Stories: Children, Communities, Futures

Janelle and Sophall, Cambodia

When planning our trip to visit my daughter Rachani’s biological family, we decided it was also an ideal time to meet the child whose life chances have been changed by our support.

Sophall, who lives with her family in the small community of Svay Thum, seemed at once both delighted and confused by our arrival, but when given her mother’s approval quickly opened the small pack of goodies we had brought along especially for her. She eloquently answered the questions asked of her, seemed bemused by the sight of one of her sponsors being a Cambodian girl just like herself, and was eager for a girl-to-girl chat when the two scampered off to play at the edge of a nearby pond covered with flowering lotus plants.

Though they had no language in common, I looked on as the two little girls touched the sensitive weed with the tips of their shoes and watched fascinated by its reaction, chased butterflies together, and stretched themselves to their limits as they attempted to reach the unreachable flowers growing on the pond.

While they played, Sophall’s mother chatted to me through a translator about her life in Cambodia.

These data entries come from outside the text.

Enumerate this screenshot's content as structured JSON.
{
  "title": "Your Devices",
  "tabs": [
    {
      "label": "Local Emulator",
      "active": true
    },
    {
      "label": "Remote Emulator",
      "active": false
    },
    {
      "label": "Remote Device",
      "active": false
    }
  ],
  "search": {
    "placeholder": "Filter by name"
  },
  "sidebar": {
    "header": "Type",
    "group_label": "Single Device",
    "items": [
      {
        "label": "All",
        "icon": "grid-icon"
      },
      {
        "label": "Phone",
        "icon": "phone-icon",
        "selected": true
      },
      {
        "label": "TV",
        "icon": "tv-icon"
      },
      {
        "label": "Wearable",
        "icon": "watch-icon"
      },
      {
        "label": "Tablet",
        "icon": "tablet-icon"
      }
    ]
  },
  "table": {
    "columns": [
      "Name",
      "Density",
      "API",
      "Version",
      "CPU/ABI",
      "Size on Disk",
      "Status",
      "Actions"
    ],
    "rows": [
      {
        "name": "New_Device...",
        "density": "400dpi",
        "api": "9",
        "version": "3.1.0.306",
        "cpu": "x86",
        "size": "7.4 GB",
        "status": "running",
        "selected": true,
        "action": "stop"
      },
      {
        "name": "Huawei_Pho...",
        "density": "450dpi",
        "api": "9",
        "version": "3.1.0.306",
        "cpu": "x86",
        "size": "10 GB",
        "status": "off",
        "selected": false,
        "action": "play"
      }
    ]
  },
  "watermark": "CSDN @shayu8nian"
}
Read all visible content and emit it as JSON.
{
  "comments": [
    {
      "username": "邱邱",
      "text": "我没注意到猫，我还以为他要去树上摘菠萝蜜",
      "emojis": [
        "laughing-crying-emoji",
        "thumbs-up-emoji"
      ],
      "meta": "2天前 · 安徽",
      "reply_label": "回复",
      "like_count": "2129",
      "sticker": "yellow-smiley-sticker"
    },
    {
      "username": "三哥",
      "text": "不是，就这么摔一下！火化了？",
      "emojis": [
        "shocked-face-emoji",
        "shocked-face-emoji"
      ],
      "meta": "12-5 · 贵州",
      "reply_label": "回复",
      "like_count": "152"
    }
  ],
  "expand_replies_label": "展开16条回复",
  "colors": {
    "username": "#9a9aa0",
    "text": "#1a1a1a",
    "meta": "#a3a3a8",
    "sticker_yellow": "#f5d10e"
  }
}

She expressed her thankfulness for the work being done in her community – including improved access to water through a new well and health education initiatives that have improved the quality of life for her family. She also spoke of her hopes for the future, particularly the benefits that a school and education can offer her children. All things which are taken for granted as their rights by my own family.

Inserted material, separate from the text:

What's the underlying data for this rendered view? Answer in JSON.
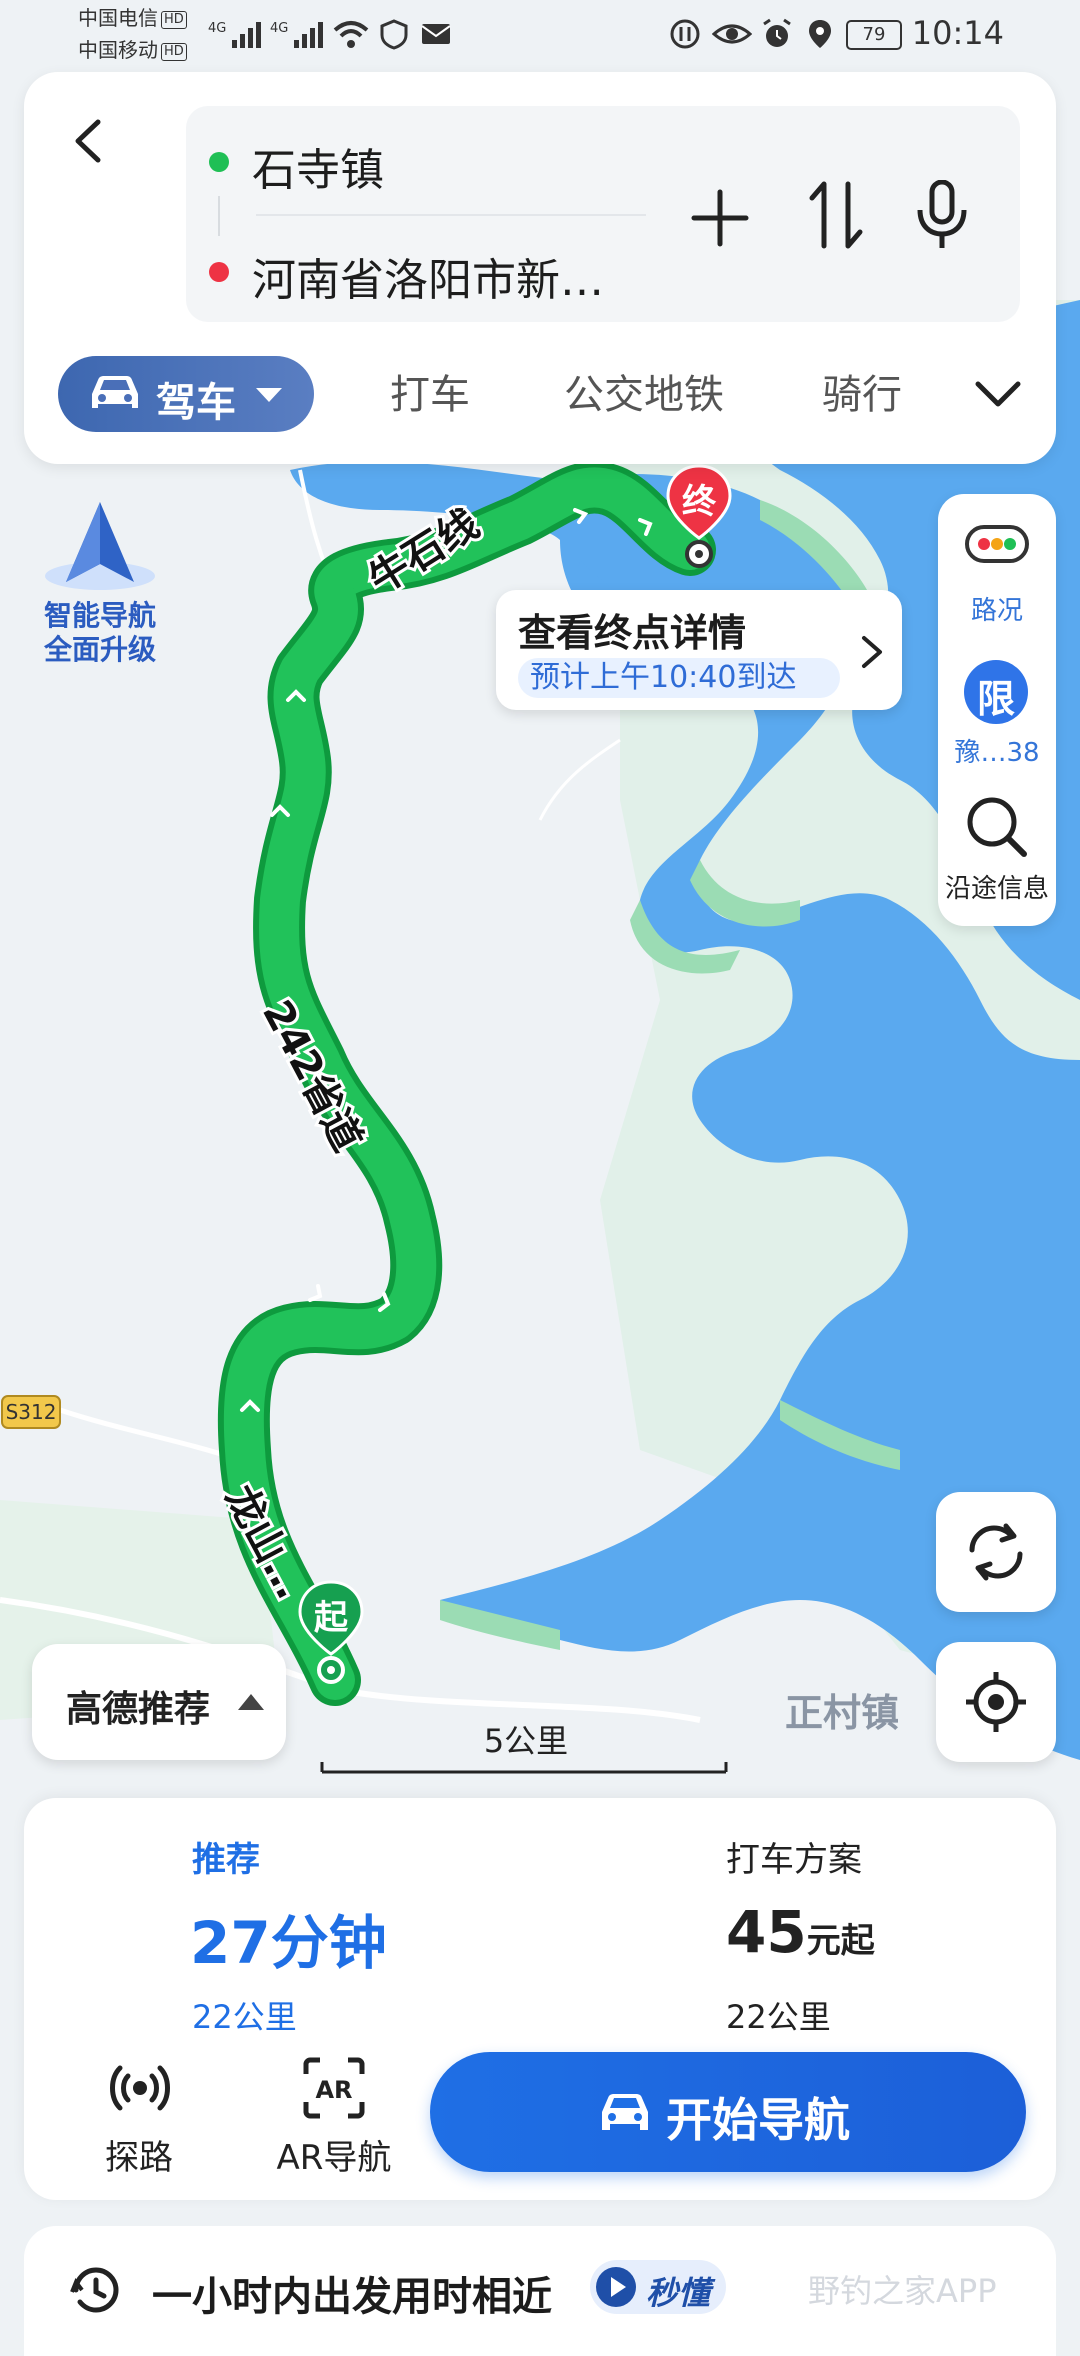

Finally, it was time to call the girls in from their play in the sun and to say goodbye to Sophall. There were smiles and best wishes all around – from the community members who had come to meet us, and from one mother and her daughter to another mother and her daughter.

At the day’s end, and after an exhausting but thrilling 6-hour journey by 4WD, it was impossible not to feel the sense of self-gratification and happiness that comes from witnessing the differences being made to the life of this little Cambodian girl.